INDHOTEL - Fundamental Analysis: Financial Health & Valuation
Back to ListFundamental Rating: 4.0
| Stock Code | INDHOTEL | Market Cap | 92,615 Cr. | Current Price | 650 ₹ | High / Low | 812 ₹ |
| Stock P/E | 55.0 | Book Value | 89.7 ₹ | Dividend Yield | 0.50 % | ROCE | 17.2 % |
| ROE | 14.0 % | Face Value | 1.00 ₹ | DMA 50 | 648 ₹ | DMA 200 | 686 ₹ |
| Chg in FII Hold | -1.86 % | Chg in DII Hold | 1.92 % | PAT Qtr | 566 Cr. | PAT Prev Qtr | 570 Cr. |
| RSI | 50.8 | MACD | 3.81 | Volume | 14,41,367 | Avg Vol 1Wk | 24,31,684 |
| Low price | 565 ₹ | High price | 812 ₹ | PEG Ratio | 2.11 | Debt to equity | 0.09 |
| 52w Index | 34.6 % | Qtr Profit Var | 15.4 % | EPS | 14.1 ₹ | Industry PE | 27.2 |
📊 Financials: Indian Hotels reports quarterly PAT of ₹566 Cr, slightly down from ₹570 Cr, showing stable earnings. ROE at 14.0% and ROCE at 17.2% are healthy, reflecting good efficiency. Debt-to-equity ratio of 0.09 highlights a near debt-free balance sheet, ensuring financial stability. EPS of ₹14.1 supports profitability, though margins remain modest relative to valuation.
💹 Valuation: P/E ratio of 55.0 is significantly above industry average (27.2), suggesting premium valuation. Book value of ₹89.7 vs current price ₹650 shows the stock trades at a steep premium. PEG ratio of 2.11 indicates growth is priced in. Dividend yield of 0.50% provides limited income support. Intrinsic value appears lower than current market price, reflecting overvaluation risk.
🏦 Business Model: Indian Hotels operates as a leading hospitality company under the Taj brand, with strong presence in luxury and premium segments. Its competitive advantage lies in brand recognition, diversified portfolio, and synergies with Tata Group. Near debt-free status and consistent profitability strengthen overall health.
📈 Entry Zone: Safer entry near ₹600–620, closer to support levels. Current price reflects premium valuation.

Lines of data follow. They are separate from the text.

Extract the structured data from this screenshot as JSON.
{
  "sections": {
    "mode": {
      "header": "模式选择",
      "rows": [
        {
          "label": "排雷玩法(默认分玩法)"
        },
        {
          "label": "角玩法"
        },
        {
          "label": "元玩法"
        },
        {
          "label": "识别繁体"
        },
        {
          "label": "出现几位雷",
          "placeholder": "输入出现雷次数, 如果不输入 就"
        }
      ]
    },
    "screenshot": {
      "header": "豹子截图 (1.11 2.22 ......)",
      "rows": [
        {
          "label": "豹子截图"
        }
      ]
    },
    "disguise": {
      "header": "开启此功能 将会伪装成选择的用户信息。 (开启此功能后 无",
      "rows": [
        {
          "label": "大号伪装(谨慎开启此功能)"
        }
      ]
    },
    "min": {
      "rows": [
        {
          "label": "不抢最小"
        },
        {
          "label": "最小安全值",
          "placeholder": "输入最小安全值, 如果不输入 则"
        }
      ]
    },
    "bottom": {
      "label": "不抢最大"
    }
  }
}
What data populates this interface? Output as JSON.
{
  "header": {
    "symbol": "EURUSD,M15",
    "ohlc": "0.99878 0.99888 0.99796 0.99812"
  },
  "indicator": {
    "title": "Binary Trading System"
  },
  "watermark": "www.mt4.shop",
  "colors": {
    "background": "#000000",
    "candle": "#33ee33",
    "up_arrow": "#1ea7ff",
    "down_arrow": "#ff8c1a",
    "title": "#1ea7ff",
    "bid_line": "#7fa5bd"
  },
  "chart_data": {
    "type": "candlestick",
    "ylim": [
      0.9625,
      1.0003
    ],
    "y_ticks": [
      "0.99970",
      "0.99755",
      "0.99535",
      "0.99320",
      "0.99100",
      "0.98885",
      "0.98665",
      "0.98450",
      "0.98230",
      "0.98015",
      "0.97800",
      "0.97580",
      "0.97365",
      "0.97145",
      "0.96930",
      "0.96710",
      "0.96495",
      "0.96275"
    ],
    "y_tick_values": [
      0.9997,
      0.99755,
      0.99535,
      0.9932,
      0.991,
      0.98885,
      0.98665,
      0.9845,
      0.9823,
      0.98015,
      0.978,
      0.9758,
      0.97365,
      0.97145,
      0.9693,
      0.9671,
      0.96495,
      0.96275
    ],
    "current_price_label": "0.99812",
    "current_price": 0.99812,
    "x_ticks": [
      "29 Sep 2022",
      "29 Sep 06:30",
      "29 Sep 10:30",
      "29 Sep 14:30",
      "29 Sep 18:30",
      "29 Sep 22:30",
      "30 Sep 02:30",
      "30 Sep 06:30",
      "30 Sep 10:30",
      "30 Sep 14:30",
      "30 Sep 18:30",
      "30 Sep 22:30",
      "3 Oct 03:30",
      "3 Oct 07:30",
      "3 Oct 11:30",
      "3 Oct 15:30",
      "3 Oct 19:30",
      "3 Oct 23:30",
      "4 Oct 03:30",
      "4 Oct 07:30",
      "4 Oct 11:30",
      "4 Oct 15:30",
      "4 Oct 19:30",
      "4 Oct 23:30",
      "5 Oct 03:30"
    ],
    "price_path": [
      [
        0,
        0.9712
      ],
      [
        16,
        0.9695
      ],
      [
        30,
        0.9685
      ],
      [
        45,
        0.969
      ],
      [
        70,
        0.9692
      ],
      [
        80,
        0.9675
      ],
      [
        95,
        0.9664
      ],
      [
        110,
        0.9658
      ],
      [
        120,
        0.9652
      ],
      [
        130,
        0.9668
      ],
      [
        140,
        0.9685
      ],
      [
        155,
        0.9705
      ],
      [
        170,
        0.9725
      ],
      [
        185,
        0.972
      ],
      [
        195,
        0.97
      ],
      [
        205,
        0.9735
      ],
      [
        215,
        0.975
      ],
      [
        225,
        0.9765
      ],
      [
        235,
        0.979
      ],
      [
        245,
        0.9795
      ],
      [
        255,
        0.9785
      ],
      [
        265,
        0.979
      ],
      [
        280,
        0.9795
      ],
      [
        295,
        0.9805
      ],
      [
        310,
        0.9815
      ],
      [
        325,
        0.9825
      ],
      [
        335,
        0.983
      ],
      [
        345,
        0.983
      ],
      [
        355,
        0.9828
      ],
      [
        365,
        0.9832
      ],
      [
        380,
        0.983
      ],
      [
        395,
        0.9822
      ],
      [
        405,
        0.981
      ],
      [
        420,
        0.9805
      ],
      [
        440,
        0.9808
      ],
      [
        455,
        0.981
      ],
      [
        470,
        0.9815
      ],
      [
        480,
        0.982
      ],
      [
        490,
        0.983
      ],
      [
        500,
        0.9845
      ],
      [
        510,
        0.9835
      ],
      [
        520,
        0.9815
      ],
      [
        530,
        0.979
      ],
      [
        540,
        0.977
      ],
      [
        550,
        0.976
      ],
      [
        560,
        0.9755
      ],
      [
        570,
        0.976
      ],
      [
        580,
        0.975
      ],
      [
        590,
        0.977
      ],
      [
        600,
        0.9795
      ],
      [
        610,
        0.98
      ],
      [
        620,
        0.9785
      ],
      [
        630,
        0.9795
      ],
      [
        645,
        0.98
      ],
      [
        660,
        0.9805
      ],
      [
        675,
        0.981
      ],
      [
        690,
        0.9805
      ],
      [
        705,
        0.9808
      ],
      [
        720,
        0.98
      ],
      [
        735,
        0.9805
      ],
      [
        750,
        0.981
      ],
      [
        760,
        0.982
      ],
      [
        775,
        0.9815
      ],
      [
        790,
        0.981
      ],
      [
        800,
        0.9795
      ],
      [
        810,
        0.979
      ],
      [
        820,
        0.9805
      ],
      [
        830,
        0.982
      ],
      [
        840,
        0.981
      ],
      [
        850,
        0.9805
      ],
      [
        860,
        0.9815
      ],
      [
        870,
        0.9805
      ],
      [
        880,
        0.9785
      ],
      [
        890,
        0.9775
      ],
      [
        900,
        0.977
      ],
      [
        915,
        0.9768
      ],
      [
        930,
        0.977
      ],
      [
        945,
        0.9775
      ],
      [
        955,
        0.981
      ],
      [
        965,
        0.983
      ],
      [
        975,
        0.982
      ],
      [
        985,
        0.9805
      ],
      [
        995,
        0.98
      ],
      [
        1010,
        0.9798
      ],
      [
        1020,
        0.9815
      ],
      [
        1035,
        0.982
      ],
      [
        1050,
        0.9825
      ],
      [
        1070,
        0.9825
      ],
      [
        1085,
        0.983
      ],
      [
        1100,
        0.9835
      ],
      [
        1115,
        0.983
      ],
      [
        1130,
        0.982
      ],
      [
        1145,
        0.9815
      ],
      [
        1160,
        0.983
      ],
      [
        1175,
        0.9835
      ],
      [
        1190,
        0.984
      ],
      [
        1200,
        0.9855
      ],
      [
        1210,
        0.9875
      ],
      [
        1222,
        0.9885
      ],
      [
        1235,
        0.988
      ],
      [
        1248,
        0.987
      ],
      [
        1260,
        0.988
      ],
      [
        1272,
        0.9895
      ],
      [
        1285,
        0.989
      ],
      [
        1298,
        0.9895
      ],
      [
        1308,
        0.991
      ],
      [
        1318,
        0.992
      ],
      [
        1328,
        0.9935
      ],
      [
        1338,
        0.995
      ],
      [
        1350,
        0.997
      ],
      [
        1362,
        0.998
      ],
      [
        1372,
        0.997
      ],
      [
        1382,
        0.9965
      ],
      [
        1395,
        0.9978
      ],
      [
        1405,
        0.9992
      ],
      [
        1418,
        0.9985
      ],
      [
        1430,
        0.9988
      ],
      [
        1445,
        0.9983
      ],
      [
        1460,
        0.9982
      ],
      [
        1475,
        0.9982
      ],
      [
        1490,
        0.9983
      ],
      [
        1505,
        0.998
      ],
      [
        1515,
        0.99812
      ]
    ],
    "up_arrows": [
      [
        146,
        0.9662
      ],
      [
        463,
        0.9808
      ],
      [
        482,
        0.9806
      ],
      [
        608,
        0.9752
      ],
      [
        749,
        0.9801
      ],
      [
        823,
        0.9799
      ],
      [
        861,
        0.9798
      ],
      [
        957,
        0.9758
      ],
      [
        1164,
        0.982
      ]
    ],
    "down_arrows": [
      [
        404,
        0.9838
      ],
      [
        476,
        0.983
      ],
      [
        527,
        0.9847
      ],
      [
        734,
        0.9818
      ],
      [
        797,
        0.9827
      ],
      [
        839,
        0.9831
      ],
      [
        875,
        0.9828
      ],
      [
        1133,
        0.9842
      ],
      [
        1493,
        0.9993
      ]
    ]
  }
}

Long-term holding is attractive given strong fundamentals, brand strength, and sectoral demand recovery, but investors should be cautious of overvaluation.
Positive
- ✅ Healthy ROE (14.0%) and ROCE (17.2%).
- ✅ Near debt-free balance sheet (Debt-to-equity 0.09).
- ✅ Strong brand recognition under Taj Hotels.
Limitation
- ⚠️ High P/E ratio (55.0) vs industry average (27.2).
- ⚠️ Premium valuation vs book value (₹89.7 vs ₹650).
- ⚠️ Dividend yield of 0.50% offers limited income support.
Company Negative News
- 📉 FII holdings decreased (-1.86%), showing reduced foreign investor confidence.
- 📉 Slight decline in quarterly PAT (₹570 Cr to ₹566 Cr).
Company Positive News
- 📈 DII holdings increased (+1.92%), reflecting strong domestic institutional support.
- 📈 Hospitality demand recovery post-pandemic supports growth.
Industry
- 🏨 Hospitality sector trades at average P/E of 27.2, highlighting Indian Hotels’ premium valuation.
- 🏨 Rising demand for leisure and business travel supports sector growth.
- 🏨 Sector remains cyclical, sensitive to economic conditions and consumer spending.
Conclusion
🔎 Indian Hotels is financially stable with strong brand positioning, near debt-free balance sheet, and consistent profitability. However, premium valuation limits upside potential. Entry near ₹600–620 offers better risk-reward balance. Long-term holding is suitable if hospitality demand strengthens and efficiency improves, making it a strong play in the premium hospitality sector.
For a sharper sectoral view, we could compare Indian Hotels with EIH Hotels or ITC Hotels to highlight differences in valuation, margins, and growth across India’s hospitality leaders.